O País ímpio De um lado, um presidente insensível; de outro, cemitérios em ampliação
Senhor Deus dos desgraçados!
Dizei-me vós, Senhor Deus,
Se eu deliro... ou se é verdade
Tanto horror perante os céus?!...
O Navio Negreiro.
Castro Alves
Cá estou a tentar colocar meus pensamentos em ordem para entender o que aconteceu neste País dominado pela incompetência, pelo descaso, pela soberba e pela infinita despreocupação com a vida das pessoas.
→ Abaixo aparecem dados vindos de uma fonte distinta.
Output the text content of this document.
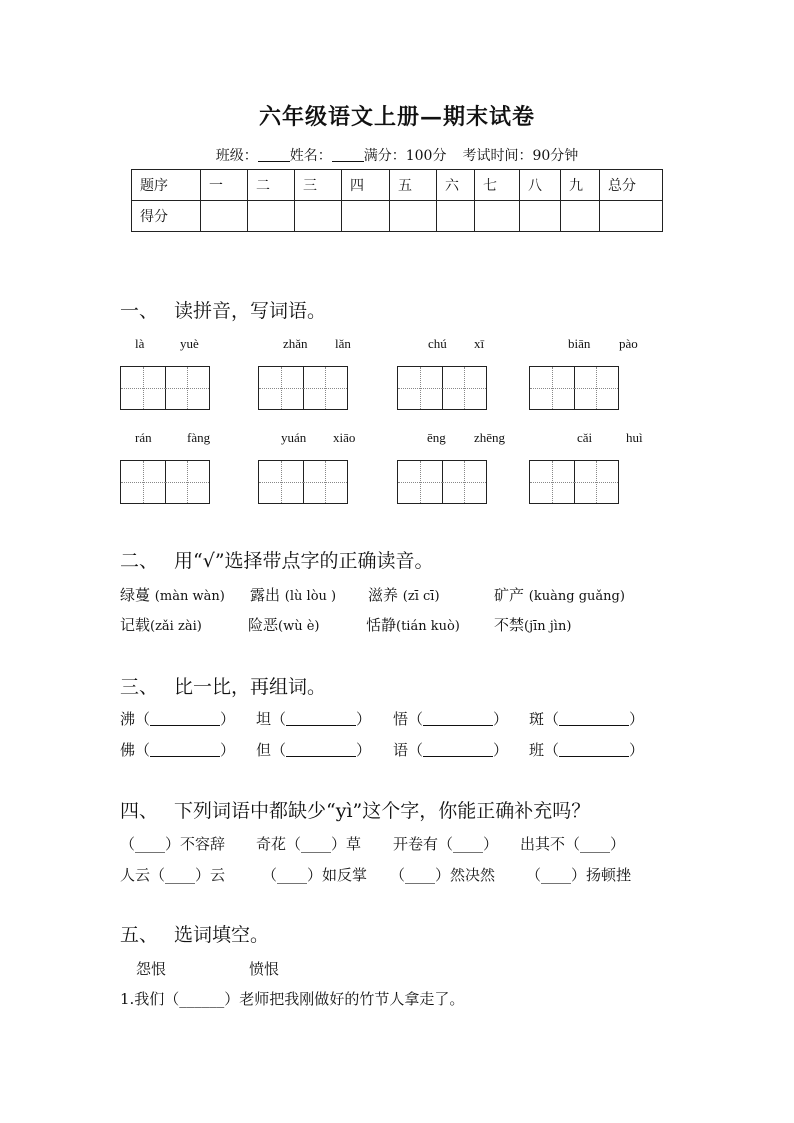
六年级语文上册—期末试卷
班级： 姓名： 满分：100分 考试时间：90分钟
题序	一	二	三	四	五	六	七	八	九	总分
得分										
一、 读拼音，写词语。
là	yuè	zhǎn lǎn	chú xī	biān pào
rán	fàng	yuán xiāo	ēng zhēng	cǎi	huì
二、 用“√”选择带点字的正确读音。
绿蔓 (màn wàn) 露出 (lù lòu ) 滋养 (zī cī)	矿产 (kuàng guǎng)
记载(zǎi zài)	险恶(wù è)	恬静(tián kuò) 不禁(jīn jìn)
三、 比一比，再组词。
沸（	） 坦（	） 悟（	） 斑（	）
佛（	） 但（	） 语（	） 班（	）
四、 下列词语中都缺少“yì”这个字，你能正确补充吗？
（____）不容辞 奇花（____）草 开卷有（____） 出其不（____）
人云（____）云 （____）如反掌 （____）然决然 （____）扬顿挫
五、 选词填空。
怨恨	愤恨
1.我们（______）老师把我刚做好的竹节人拿走了。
De um lado, um governante desprovido da mais mínima sensibilidade que, diante de mais de duzentos e cinquenta mil mortes, mantém um comportamento como se vivesse em um país pleno de saúde e completo bem-estar social. De outro, cemitérios em permanente ampliação para enterrar tantos cadáveres de brasileiros vitimados pela Covid 19, que morreram pela incúria criminosa de um Ministério da Saúde comandado por um General desprovido de qualquer conhecimento do assunto e que ainda se mantém no comando pela desvergonha que possui, pois qualquer pessoa dotada de dignidade já teria pedido desculpas e desaparecido na floresta amazônica de onde não deveria ter saído.
A minha indignação é tanta, mas a minha educação é maior, razão pela qual já teria escrito cobras e lagartos em letras negritadas em vermelho
A minha indignação é tanta, mas a minha educação é maior, razão pela qual já teria escrito cobras e lagartos em letras negritadas em vermelho. É entre a tristeza e a perplexidade que observo as manifestações desse governo desprovido de pudor e de respeito. Hoje mesmo, para dar posse a dois ministros insignificantes, promoveu farta distribuição de coronavírus no Palácio do Planalto, em uma aglomeração impensável em qualquer sociedade onde os lambe-botas inexistem, mas lá estavam eles, a espera de uma migalha de atenção, disputando centímetros quadrados no entorno do suserano.
Creio que devo estar delirando como Castro Alves em seu poema, pois não é possível que ninguém desse governo consiga perceber a criminosa atuação de todos. Para eles, os céus de Brasília devem ter sido abençoados por alguma mão que protege os desalmados bem armados, razão pela qual se comportam na plenitude do desvario politiqueiro, cada um buscando uma prebenda maior.
Do Executivo ao Legislativo a conduta é a mesma. Impensável em uma Nação civilizada. A Câmara Federal, em uma atitude de vingança desmedida, tenta impedir que malfeitores e criminosos sejam presos, mesmo que tenham mandado matar alguém. É como se parlamentares recebessem por revelação divina o dom da vida e da morte e, por isso, não devem ser incomodados em seus misteres de profanar o que resta da sacralidade da ordem pública e de um suposto estado democrático de direito, tão apregoado pelo judiciário. Um estado de faz de conta onde o que conta é a cumplicidade perpétua de um corporativismo criminoso, dolosamente construído para dar guarida a criminosos que se manifestam publicamente, mas se mantém ilesos e isentos em uma impunidade que envergonha nossa história.
O que nos resta? Um esperança, a única coisa que nos resta é uma réstia de luz que eventualmente surge em um fim de túnel cheio de curvas perigosas.
Enquanto isso... [...] milhares de miseráveis, subprodutos da pandemia, continuam em sua anemia crônica causada pela perda do emprego e da renda, aguardam, ordeiros, em uma infinita fila à espera de uma ajuda que deve sair de um saco sem fundo do erário. Era fácil resolver isso, bastava direcionar o dinheiro das emendas parlamentares obrigatoriamente pagas, para o bolso dos famintos e desvalidos. Mas isso fere o decoro parlamentar.